Katharine Jefferts Schori: I think some people expect that the church should look like the church did when they were 15. The reality is, the church doesn’t live unless it continues to change. And it’s struggled with who’s in and who’s out from the very beginning. The first great controversies were about whether or not gentiles could be followers of Jesus. Do they have to be circumcised? Do they have to follow the dietary laws? We have struggled over and over again in this country with the place of slaves, African Americans, the place of immigrants, the place of women in the church. Today it’s about the place of gay and lesbian people. There will be another group next. I don’t know who it will be, but it’s our human nature to say (we want) people like us.
She must assuming her audience is very old and very old Episcopalians at that – that it’s full of Country Clubbers with Trust Funds.
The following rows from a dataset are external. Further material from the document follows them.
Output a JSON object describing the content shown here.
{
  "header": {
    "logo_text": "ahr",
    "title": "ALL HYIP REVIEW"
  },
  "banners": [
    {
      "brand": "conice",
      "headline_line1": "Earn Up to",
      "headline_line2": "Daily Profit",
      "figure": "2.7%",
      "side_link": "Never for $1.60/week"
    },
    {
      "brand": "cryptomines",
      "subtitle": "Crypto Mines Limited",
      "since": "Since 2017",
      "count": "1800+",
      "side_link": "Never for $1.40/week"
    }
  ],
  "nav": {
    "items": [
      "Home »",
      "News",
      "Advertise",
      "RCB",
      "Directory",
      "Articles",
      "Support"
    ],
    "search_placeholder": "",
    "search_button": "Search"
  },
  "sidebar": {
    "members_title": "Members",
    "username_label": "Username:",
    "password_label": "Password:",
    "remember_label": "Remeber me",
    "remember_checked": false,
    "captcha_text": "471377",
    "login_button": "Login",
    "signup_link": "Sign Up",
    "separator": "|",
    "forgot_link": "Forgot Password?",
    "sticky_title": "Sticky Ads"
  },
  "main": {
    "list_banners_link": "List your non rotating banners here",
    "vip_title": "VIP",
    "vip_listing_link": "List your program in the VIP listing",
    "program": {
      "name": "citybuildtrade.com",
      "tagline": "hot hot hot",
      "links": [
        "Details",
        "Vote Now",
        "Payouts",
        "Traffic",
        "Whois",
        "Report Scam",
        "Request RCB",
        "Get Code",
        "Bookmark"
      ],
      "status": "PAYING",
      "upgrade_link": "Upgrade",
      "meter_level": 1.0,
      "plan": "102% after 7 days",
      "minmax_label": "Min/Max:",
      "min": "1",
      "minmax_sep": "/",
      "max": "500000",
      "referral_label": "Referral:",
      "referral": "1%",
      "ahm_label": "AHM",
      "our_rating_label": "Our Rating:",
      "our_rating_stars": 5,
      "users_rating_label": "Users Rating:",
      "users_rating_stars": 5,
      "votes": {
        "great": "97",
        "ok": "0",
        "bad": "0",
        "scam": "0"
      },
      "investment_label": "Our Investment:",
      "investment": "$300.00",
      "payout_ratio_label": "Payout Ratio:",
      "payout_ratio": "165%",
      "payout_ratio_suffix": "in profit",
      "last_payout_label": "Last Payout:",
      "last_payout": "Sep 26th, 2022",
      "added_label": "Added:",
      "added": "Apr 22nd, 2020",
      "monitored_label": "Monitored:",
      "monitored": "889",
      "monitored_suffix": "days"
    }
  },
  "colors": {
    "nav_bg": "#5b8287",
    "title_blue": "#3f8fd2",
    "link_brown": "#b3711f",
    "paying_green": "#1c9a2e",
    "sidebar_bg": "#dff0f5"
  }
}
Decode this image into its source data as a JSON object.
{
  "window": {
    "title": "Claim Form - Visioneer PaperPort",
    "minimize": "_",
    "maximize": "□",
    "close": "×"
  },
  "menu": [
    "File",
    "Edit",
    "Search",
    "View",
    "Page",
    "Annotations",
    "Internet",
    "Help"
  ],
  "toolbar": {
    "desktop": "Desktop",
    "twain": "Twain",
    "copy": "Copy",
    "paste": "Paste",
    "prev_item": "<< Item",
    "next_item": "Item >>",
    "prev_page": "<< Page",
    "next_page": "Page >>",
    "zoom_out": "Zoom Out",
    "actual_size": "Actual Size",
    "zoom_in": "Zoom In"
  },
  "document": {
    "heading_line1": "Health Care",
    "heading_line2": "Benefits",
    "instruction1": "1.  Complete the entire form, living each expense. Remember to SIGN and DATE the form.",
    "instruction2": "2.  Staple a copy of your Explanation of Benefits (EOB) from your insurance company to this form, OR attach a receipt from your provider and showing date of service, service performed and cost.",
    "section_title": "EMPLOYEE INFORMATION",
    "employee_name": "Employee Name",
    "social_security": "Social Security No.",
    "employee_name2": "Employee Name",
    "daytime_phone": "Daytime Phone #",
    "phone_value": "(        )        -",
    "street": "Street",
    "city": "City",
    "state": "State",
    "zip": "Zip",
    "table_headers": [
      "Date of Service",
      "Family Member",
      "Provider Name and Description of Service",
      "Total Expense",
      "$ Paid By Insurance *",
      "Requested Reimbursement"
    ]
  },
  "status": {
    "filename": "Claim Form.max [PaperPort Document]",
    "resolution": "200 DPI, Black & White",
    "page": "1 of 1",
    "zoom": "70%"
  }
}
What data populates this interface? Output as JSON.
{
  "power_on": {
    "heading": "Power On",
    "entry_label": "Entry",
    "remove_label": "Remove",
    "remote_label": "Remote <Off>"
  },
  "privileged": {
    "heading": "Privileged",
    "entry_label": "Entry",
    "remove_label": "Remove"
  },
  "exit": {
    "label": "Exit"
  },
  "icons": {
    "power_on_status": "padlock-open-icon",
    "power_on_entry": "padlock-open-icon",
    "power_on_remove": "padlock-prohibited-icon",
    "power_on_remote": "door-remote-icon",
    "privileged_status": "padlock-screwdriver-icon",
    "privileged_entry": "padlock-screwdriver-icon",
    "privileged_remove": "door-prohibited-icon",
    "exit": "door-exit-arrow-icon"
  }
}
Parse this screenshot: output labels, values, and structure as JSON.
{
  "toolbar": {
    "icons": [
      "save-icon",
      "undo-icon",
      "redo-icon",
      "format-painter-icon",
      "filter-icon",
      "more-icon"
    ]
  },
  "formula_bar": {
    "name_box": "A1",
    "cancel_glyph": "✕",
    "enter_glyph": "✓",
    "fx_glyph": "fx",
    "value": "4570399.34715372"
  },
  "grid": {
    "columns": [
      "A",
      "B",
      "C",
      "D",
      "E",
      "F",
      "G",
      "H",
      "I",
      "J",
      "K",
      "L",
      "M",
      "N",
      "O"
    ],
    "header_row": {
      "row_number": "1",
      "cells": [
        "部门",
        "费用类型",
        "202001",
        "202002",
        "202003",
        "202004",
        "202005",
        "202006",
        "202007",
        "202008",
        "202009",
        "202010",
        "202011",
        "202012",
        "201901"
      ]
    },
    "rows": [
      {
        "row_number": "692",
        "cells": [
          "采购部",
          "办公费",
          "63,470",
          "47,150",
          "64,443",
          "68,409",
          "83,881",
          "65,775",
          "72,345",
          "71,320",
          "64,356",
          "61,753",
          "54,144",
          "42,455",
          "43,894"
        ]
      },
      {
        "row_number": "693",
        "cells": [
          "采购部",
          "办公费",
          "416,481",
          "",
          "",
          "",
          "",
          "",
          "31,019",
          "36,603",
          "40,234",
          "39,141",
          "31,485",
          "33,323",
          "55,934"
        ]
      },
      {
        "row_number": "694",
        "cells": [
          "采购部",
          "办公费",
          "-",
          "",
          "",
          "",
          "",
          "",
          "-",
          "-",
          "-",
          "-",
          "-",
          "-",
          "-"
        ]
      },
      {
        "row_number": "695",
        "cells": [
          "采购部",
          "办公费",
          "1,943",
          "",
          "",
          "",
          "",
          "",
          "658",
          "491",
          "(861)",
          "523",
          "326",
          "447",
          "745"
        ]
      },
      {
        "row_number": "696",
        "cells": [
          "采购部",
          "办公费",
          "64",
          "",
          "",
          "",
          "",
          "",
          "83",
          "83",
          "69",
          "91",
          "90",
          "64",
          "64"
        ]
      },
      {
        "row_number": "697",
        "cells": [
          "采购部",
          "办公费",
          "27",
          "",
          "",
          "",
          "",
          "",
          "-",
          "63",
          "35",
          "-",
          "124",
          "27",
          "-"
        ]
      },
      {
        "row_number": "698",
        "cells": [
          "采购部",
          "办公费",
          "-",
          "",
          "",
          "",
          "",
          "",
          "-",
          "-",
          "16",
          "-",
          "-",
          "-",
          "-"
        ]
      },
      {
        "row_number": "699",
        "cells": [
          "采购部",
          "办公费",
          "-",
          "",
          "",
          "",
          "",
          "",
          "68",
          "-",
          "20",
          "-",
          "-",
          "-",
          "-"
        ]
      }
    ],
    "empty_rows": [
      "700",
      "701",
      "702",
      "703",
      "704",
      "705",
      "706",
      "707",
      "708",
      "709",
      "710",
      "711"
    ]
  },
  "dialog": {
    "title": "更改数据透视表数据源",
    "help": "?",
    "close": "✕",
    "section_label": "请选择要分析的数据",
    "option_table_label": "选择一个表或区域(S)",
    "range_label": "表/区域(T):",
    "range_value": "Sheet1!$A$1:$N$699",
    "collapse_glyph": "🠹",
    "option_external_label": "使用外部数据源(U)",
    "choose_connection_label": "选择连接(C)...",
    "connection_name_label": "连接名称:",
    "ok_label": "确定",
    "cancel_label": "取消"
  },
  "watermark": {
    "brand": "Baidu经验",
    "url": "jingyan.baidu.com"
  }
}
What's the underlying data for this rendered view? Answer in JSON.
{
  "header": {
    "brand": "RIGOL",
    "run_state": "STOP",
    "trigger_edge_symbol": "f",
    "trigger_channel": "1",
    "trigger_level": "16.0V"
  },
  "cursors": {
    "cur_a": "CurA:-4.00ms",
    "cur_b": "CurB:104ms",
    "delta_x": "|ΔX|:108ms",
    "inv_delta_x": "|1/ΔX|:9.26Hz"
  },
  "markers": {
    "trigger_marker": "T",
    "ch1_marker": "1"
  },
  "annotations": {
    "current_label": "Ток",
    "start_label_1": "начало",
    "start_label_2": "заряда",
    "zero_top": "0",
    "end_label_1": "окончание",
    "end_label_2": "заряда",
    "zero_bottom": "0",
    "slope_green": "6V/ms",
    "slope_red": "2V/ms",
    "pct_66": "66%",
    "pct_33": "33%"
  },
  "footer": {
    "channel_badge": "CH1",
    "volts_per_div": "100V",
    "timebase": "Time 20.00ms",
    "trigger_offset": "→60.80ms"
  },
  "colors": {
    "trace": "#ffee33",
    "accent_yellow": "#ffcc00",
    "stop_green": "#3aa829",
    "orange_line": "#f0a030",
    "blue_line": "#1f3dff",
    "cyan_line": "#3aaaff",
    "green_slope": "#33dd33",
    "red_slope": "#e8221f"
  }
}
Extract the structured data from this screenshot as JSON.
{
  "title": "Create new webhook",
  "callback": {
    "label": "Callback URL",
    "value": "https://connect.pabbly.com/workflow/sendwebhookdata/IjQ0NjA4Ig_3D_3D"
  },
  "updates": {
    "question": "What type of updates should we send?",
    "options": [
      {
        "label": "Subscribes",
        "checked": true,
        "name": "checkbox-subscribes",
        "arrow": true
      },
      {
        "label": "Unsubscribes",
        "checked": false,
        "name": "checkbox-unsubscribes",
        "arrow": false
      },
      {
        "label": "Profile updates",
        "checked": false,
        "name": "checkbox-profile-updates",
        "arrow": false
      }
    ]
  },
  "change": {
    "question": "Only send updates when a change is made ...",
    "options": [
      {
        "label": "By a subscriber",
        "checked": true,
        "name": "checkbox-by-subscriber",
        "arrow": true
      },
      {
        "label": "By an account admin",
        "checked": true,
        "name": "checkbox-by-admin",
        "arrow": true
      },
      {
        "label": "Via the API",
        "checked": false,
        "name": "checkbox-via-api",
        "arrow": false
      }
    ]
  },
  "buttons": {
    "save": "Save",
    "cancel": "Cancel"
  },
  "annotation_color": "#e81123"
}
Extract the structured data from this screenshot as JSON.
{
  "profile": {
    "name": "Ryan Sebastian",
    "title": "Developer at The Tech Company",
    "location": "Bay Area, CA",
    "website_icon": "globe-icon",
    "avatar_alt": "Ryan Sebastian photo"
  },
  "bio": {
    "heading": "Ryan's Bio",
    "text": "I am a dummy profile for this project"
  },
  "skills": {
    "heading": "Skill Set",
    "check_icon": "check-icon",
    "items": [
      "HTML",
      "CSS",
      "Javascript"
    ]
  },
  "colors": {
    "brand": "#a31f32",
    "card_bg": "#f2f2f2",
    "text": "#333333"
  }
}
And by the way, this is not a good answer if – on one hand – she’s saying that “forward thinking” dioceses are focusing on “people who are there” while at the same time smashing those same people as being “people like us.” What she’s laying out here is a huge guilt trip on the remnant in the pews – it’s not about transformation through a personal relationship with Jesus, it’s about demographics and charts and forward thinking. She says its all about a struggle “with who’s in and who’s out.” She makes TEC sound like a Country Club with restricted membership. Once again, it’s not clear if she just doesn’t know – or she just doesn’t care. We can change the drapes and bring a guitar or a pipe organ (or even have church on a beach) – but what doesn’t change is more important than what does. I heard the Gospel preached on that beach when I was fifteen and I saw lives transformed, often radically. It’s ironic that she wants all the historic properties with their unchanging facades – but what all goes on inside them, well, anything goes.
The greatest irony is that she’s not listening to the very people she says are not in the pews – people of color who are in dioceses and provinces that are growing, even under persecution. She stands there with emptying pews and agnostic sentiments and calls it forwarding thinking and those that are on fire for the Gospel of Jesus Christ are, well, still living in the 1950’s – the last time the Episcopal Church grew.